Though the overall PG recovery (76%) was similar to that obtained with Scheme-1, elimination of 82% total proteins improved specific activity by 5.14-fold (1.98-fold obtained with Scheme-1). Based on the above results, another scheme was attempted in order to further reduce the process steps.

Purification of PG (MF–UF)

The 10 kDa UF membrane processing of the crude culture broth, which removed non-protein impurities, was deleted in Scheme-3 on the assumption that diafiltration using 50 kDa membrane can also aid their removal along with non-enzymatic proteins. To test the hypothesis, crude culture broth containing PG was filtered through Whatman no. 1 filter paper and directly processed in a two step membrane process with 450 nm MF and 50 kDa UF membranes (Table 3). During MF, 45% larger contaminating proteins were eliminated leading to 1.50-fold increase in enzyme purity and 85% recovery. The performance was comparable with MF step in Scheme-2 except for a small decline in the permeate flux. Diafiltration with 50 kDa UF membrane eliminated 65% contaminating proteins (smaller). It was also effective in eliminating non-protein impurities, carbohydrates (96%), and almost total phosphate salts and acids. The final specific activity and recovery of the enzyme achieved in this scheme were also comparable with the values obtained in Scheme-2. It also resulted in a higher PG activity of 247 U/mg dry solids as that of the other two schemes even though the starting value was much lower (2.6 U/mg dry solids in crude culture broth). The overall performance achieved with Scheme-3 was significant since only two steps were involved that offered ~50% reduction in process time and lesser handling volume (Table 3).

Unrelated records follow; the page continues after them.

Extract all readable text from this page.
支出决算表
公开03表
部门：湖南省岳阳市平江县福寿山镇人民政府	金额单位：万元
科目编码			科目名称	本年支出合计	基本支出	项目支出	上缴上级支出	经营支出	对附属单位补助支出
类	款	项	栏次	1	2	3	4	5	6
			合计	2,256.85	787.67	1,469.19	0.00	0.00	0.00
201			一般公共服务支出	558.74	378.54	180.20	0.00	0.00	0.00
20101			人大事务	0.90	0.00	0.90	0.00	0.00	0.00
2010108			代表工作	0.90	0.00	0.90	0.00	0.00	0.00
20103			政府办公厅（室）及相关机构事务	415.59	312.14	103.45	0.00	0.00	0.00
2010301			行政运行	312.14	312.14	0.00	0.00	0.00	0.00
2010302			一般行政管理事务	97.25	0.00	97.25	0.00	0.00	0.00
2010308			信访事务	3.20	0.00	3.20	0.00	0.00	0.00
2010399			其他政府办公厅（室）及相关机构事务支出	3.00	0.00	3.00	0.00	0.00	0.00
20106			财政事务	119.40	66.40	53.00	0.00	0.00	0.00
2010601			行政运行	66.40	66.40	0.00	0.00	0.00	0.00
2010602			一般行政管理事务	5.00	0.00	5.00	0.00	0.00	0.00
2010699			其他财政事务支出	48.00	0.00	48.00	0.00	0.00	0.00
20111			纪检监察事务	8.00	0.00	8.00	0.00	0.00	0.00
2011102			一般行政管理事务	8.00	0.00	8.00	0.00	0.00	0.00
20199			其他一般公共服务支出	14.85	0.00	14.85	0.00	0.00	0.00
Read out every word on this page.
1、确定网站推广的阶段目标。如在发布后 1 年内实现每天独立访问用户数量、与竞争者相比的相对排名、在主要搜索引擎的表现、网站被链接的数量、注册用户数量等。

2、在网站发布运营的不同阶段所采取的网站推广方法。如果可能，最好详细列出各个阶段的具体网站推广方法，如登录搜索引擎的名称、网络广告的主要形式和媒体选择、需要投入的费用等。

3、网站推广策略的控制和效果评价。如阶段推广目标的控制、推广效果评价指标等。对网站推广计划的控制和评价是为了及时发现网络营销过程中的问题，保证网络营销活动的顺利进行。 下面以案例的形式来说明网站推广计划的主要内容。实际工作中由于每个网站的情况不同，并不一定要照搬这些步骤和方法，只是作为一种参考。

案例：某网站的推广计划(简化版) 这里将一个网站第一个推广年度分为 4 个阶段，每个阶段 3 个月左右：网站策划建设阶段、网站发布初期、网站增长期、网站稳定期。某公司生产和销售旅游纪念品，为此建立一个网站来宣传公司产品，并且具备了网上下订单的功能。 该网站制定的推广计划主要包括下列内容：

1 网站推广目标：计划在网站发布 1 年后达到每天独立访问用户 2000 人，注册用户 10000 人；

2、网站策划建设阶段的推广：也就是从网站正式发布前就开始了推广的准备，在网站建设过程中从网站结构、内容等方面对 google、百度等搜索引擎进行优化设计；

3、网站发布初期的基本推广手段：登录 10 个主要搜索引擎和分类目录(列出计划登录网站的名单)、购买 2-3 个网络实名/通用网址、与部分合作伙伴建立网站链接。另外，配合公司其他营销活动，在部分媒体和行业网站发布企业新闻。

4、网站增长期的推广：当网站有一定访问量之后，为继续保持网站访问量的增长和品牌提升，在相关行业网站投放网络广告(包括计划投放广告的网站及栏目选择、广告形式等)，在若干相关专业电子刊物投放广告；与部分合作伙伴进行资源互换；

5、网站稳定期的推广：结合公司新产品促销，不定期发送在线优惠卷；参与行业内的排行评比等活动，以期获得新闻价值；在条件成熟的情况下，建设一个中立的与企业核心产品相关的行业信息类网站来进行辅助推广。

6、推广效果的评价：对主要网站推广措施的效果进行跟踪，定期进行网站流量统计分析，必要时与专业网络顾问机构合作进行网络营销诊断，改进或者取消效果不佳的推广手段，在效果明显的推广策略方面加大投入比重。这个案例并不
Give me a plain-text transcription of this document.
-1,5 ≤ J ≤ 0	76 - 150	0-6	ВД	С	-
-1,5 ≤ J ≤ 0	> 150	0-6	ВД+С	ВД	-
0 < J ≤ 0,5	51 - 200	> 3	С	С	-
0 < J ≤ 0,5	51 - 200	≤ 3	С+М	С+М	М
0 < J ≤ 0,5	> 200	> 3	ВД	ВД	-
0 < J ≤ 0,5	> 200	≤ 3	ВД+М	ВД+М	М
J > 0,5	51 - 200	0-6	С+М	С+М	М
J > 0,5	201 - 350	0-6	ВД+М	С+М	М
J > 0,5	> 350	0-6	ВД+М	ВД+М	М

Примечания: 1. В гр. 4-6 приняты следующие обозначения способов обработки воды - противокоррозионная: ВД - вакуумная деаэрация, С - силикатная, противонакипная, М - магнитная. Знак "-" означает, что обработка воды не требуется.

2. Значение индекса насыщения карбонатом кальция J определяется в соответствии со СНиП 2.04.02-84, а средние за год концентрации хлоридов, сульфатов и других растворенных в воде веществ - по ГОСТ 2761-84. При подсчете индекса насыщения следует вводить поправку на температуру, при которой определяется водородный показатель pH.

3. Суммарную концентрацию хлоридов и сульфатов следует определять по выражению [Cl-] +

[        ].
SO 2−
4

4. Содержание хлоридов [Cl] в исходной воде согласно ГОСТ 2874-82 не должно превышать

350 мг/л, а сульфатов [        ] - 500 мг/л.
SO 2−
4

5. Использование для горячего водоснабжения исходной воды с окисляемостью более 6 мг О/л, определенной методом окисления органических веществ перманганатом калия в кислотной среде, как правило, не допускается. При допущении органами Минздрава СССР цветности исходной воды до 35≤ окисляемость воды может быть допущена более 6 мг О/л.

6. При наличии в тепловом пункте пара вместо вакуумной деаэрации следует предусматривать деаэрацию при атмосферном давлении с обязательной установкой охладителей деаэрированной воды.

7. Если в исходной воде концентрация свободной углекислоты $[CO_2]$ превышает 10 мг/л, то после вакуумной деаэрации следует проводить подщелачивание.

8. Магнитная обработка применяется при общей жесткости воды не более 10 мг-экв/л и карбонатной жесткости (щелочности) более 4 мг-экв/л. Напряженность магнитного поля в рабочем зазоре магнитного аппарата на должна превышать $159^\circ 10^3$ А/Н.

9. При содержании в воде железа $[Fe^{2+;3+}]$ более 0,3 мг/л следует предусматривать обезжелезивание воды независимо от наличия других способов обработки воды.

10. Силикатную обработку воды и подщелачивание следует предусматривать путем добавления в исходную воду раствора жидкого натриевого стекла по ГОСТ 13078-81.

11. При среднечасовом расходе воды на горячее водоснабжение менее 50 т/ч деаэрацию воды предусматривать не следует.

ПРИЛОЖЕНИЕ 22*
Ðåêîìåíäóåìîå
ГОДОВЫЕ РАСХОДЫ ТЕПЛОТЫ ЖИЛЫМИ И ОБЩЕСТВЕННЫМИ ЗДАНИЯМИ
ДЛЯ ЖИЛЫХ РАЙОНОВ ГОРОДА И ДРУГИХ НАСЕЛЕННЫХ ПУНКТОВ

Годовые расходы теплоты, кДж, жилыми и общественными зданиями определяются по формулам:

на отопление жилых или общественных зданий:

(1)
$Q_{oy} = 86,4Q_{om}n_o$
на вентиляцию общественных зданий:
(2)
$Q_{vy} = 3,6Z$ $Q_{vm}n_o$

In this study, membranes could be reused for several experimental runs (~200 h of operation) after cleaning. Although durability of the membrane was not assessed in terms of its replacement time, such membranes are expected to give a long life in this kind of service environment.

Conclusions

The study revealed that the 450 nm MF and 50 kDa UF membranes were capable of selectively eliminating contaminating proteins from the culture broth of A. carbonarius containing PG taking advantage of the differences in their molecular sizes. Performance wise, the integrated membrane process was also superior compared to that reported for membrane purification of PG from culture broth [79]. Though the results describe the development of an integrated membrane process for purification and recovery of PG from A. carbonarius culture broth, it appears easily adaptable in downstream processing of any microbial culture broth. Besides, this approach would bring down the size and cost of the subsequent purifications steps.